Mais avec certains auteurs, c’est tout le contraire. Je ressens le même plaisir à me laisser surprendre par de l’inattendu, de l’imprévu et de l’aventure littéraire. R.J. Ellory est un de ceux-là, Patrick Senécal aussi. Martine Desjardins est passée « maitre » de cet art de la surprise littéraire.
Suzanne Myre est une autre écrivaine qui de livre en livre, vogue sur des eaux inconnues, nous transporte ailleurs et nous réserve toujours quelques surprises. « Le sanatorium des écrivains » est un autre exemple de la créativité et de l’imagination débridée de cette auteure polyvalente. Excellente nouvelliste, avec ce dernier roman, elle nous prouve qu’elle devient une romancière de plus en plus assumée.
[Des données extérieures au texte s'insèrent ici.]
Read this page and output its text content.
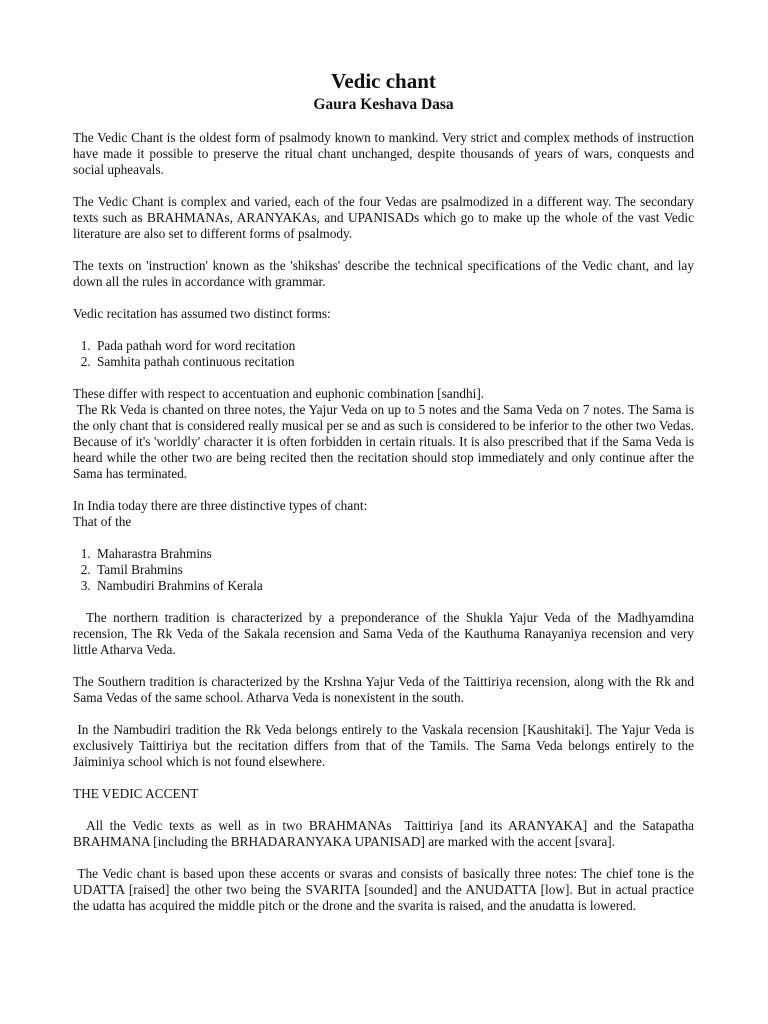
Vedic chant
Gaura Keshava Dasa

The Vedic Chant is the oldest form of psalmody known to mankind. Very strict and complex methods of instruction have made it possible to preserve the ritual chant unchanged, despite thousands of years of wars, conquests and social upheavals.

The Vedic Chant is complex and varied, each of the four Vedas are psalmodized in a different way. The secondary texts such as BRAHMANAs, ARANYAKAs, and UPANISADs which go to make up the whole of the vast Vedic literature are also set to different forms of psalmody.

The texts on 'instruction' known as the 'shikshas' describe the technical specifications of the Vedic chant, and lay down all the rules in accordance with grammar.

Vedic recitation has assumed two distinct forms:

1. Pada pathah word for word recitation
2. Samhita pathah continuous recitation

These differ with respect to accentuation and euphonic combination [sandhi].

The Rk Veda is chanted on three notes, the Yajur Veda on up to 5 notes and the Sama Veda on 7 notes. The Sama is the only chant that is considered really musical per se and as such is considered to be inferior to the other two Vedas. Because of it's 'worldly' character it is often forbidden in certain rituals. It is also prescribed that if the Sama Veda is heard while the other two are being recited then the recitation should stop immediately and only continue after the Sama has terminated.

In India today there are three distinctive types of chant:

That of the

1. Maharastra Brahmins
2. Tamil Brahmins
3. Nambudiri Brahmins of Kerala

The northern tradition is characterized by a preponderance of the Shukla Yajur Veda of the Madhyamdina recension, The Rk Veda of the Sakala recension and Sama Veda of the Kauthuma Ranayaniya recension and very little Atharva Veda.

The Southern tradition is characterized by the Krshna Yajur Veda of the Taittiriya recension, along with the Rk and Sama Vedas of the same school. Atharva Veda is nonexistent in the south.

In the Nambudiri tradition the Rk Veda belongs entirely to the Vaskala recension [Kaushitaki]. The Yajur Veda is exclusively Taittiriya but the recitation differs from that of the Tamils. The Sama Veda belongs entirely to the Jaiminiya school which is not found elsewhere.

THE VEDIC ACCENT

All the Vedic texts as well as in two BRAHMANAs  Taittiriya [and its ARANYAKA] and the Satapatha BRAHMANA [including the BRHADARANYAKA UPANISAD] are marked with the accent [svara].

The Vedic chant is based upon these accents or svaras and consists of basically three notes: The chief tone is the UDATTA [raised] the other two being the SVARITA [sounded] and the ANUDATTA [low]. But in actual practice the udatta has acquired the middle pitch or the drone and the svarita is raised, and the anudatta is lowered.
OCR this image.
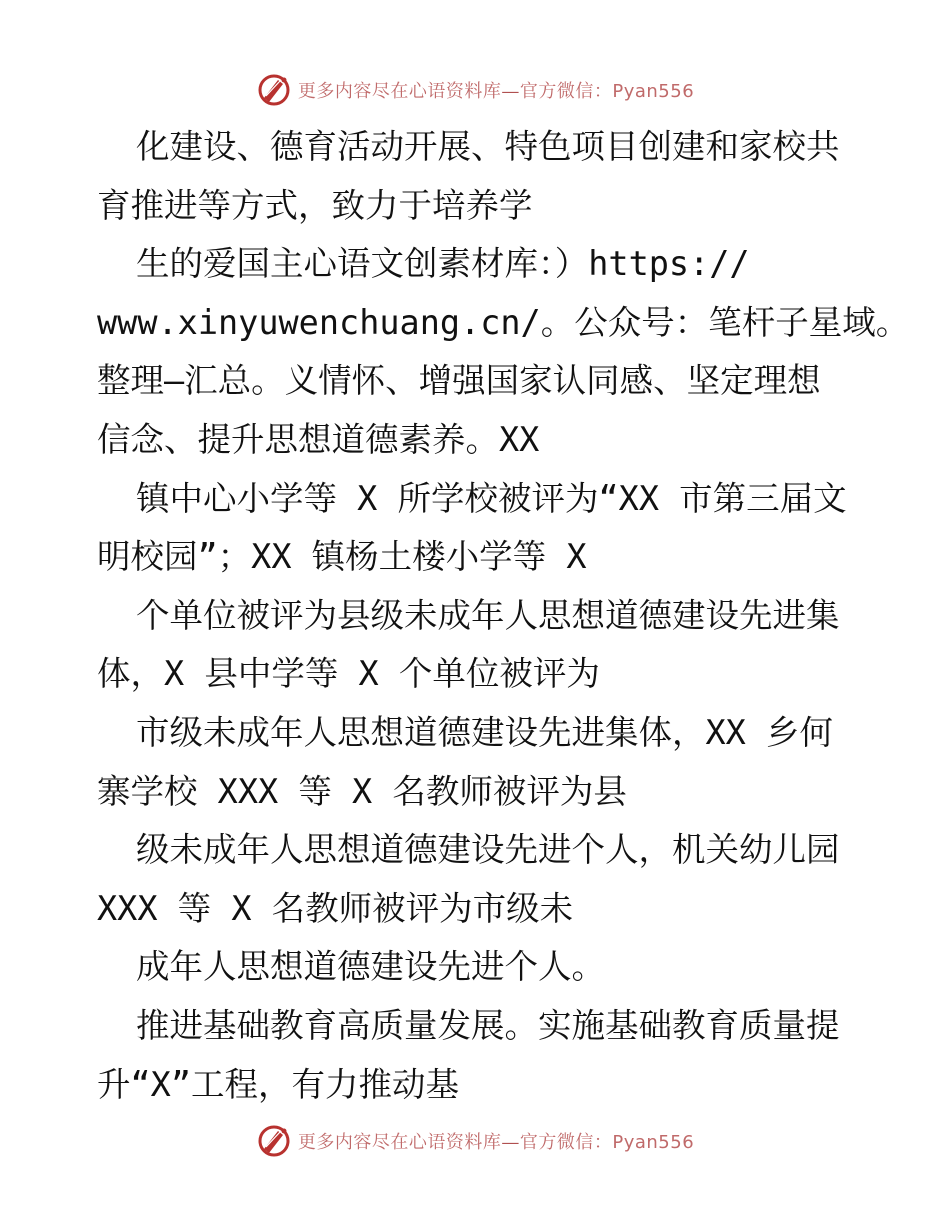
更多内容尽在心语资料库—官方微信：Pyan556
化建设、德育活动开展、特色项目创建和家校共
育推进等方式，致力于培养学
生的爱国主心语文创素材库：）https://
www.xinyuwenchuang.cn/。公众号：笔杆子星域。
整理—汇总。义情怀、增强国家认同感、坚定理想
信念、提升思想道德素养。XX
镇中心小学等 X 所学校被评为“XX 市第三届文
明校园”；XX 镇杨土楼小学等 X
个单位被评为县级未成年人思想道德建设先进集
体，X 县中学等 X 个单位被评为
市级未成年人思想道德建设先进集体，XX 乡何
寨学校 XXX 等 X 名教师被评为县
级未成年人思想道德建设先进个人，机关幼儿园
XXX 等 X 名教师被评为市级未
成年人思想道德建设先进个人。
推进基础教育高质量发展。实施基础教育质量提
升“X”工程，有力推动基
更多内容尽在心语资料库—官方微信：Pyan556
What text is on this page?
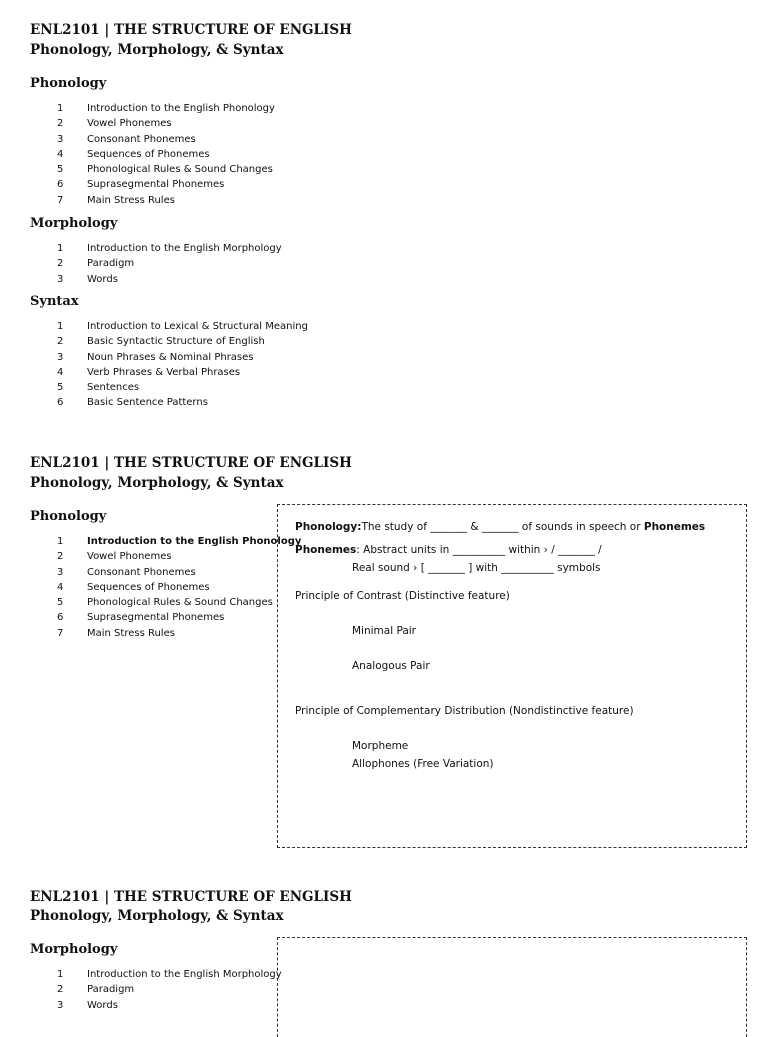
ENL2101 | THE STRUCTURE OF ENGLISH
Phonology, Morphology, & Syntax
Phonology
1	Introduction to the English Phonology
2	Vowel Phonemes
3	Consonant Phonemes
4	Sequences of Phonemes
5	Phonological Rules & Sound Changes
6	Suprasegmental Phonemes
7	Main Stress Rules
Morphology
1	Introduction to the English Morphology
2	Paradigm
3	Words
Syntax
1	Introduction to Lexical & Structural Meaning
2	Basic Syntactic Structure of English
3	Noun Phrases & Nominal Phrases
4	Verb Phrases & Verbal Phrases
5	Sentences
6	Basic Sentence Patterns
ENL2101 | THE STRUCTURE OF ENGLISH
Phonology, Morphology, & Syntax
Phonology
1	Introduction to the English Phonology
2	Vowel Phonemes
3	Consonant Phonemes
4	Sequences of Phonemes
5	Phonological Rules & Sound Changes
6	Suprasegmental Phonemes
7	Main Stress Rules
Phonology:The study of _______ & _______ of sounds in speech or Phonemes
Phonemes: Abstract units in __________ within › / _______ /
Real sound › [ _______ ] with __________ symbols
Principle of Contrast (Distinctive feature)
Minimal Pair
Analogous Pair
Principle of Complementary Distribution (Nondistinctive feature)
Morpheme
Allophones (Free Variation)
ENL2101 | THE STRUCTURE OF ENGLISH
Phonology, Morphology, & Syntax
Morphology
1	Introduction to the English Morphology
2	Paradigm
3	Words
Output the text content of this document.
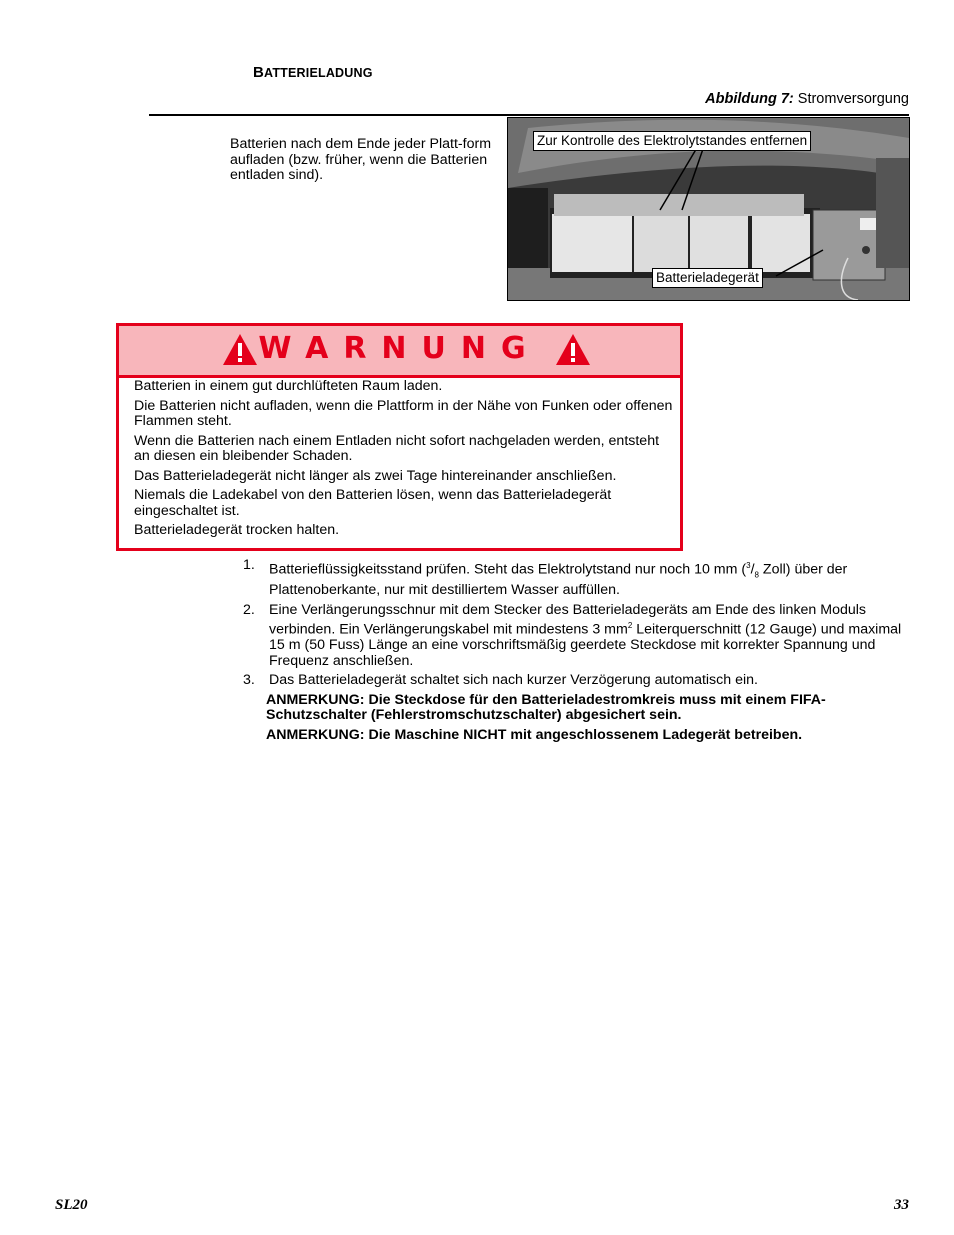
BATTERIELADUNG
Abbildung 7: Stromversorgung
Batterien nach dem Ende jeder Platt-form aufladen (bzw. früher, wenn die Batterien entladen sind).
Zur Kontrolle des Elektrolytstandes entfernen
Batterieladegerät
WARNUNG

Batterien in einem gut durchlüfteten Raum laden.

Die Batterien nicht aufladen, wenn die Plattform in der Nähe von Funken oder offenen Flammen steht.

Wenn die Batterien nach einem Entladen nicht sofort nachgeladen werden, entsteht an diesen ein bleibender Schaden.

Das Batterieladegerät nicht länger als zwei Tage hintereinander anschließen.

Niemals die Ladekabel von den Batterien lösen, wenn das Batterieladegerät eingeschaltet ist.

Batterieladegerät trocken halten.

1. Batterieflüssigkeitsstand prüfen. Steht das Elektrolytstand nur noch 10 mm ($^3/_8$ Zoll) über der Plattenoberkante, nur mit destilliertem Wasser auffüllen.
2. Eine Verlängerungsschnur mit dem Stecker des Batterieladegeräts am Ende des linken Moduls verbinden. Ein Verlängerungskabel mit mindestens 3 $mm^2$ Leiterquerschnitt (12 Gauge) und maximal 15 m (50 Fuss) Länge an eine vorschriftsmäßig geerdete Steckdose mit korrekter Spannung und Frequenz anschließen.
3. Das Batterieladegerät schaltet sich nach kurzer Verzögerung automatisch ein.
ANMERKUNG: Die Steckdose für den Batterieladestromkreis muss mit einem FIFA-Schutzschalter (Fehlerstromschutzschalter) abgesichert sein.
ANMERKUNG: Die Maschine NICHT mit angeschlossenem Ladegerät betreiben.
SL20	33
Entrons avec plaisir dans ce bizarre d’endroit où les écrivains en panne viennent se ressourcer et vaincre leur syndrome de la page blanche. Très blanche.
Christian Granger a connu un succès relatif avec son premier roman. Succès d’estime, un peu écorché par le chroniqueur le plus craint de la planète journalistique, mais quand même, il a été publié. Largué par sa copine, seul dans son appartement, il est incapable de pondre une première phrase.
« Je déteste ce terme. Comme si j’étais une poule érudite qui chaque jour pouvait féconder un mot qui vaille la peine d’être couvé, écrit et conservé.»
Et un matin, en jetant un œil distrait sur le journal, il découvre l’annonce qui vante les vertus d’un sanatorium des écrivains en panne d’inspiration. Malgré la bizarrerie de la chose, il s’y inscrit après un échange assez particulier avec la réceptionniste de l’endroit. Cette discussion ne sera pas la dernière surprise qu’il vivra. Arrivé sur place, il est étonné par l’allure « draculéenne » du château, les jardins du même acabit et l’atmosphère transylvanienne se dégageant de l’ensemble.
L’effet de surprise ne s’arrêtant pas là, la rencontre avec les autres auteurs.es n’est que le début d’un plaisir de lecture jubilatoire. Chaque personnage possède son lot de bizarreries, d’incohérences et d’émotions ; l’auteure-détective sous couverture, le couple en lune de miel, le beau mâle, les deux auteures sur le party, etc.
Tout est en place pour une série de meurtres à la Agatha Christie dans un huis clos lancinant ? Mais non, pas du tout, c’est mal connaitre Suzanne Myre.
Il n’y aura pas de meurtres (ce n’est pas un polar comme l’auteure me le dit dans ses remerciements), pas de sang ni de crimes violents ! Mais du suspense, il y a, des mots d’esprit aussi, de la réflexion, une écriture extraordinaire et le style Suzanne Myre, une écriture « cocktail dinatoire » que l’on déguste à petites bouchées en faisant attention de ne pas s’étouffer en riant. Puis, il y a ce bruit ! Un clavier de machine à écrire que l’on entend à travers le manoir, D’où vient ce bruit ? Qui tape à la Remington, aujourd’hui ? Et pourquoi ?
Le sanatorium des écrivains est un roman jubilatoire pour deux raisons.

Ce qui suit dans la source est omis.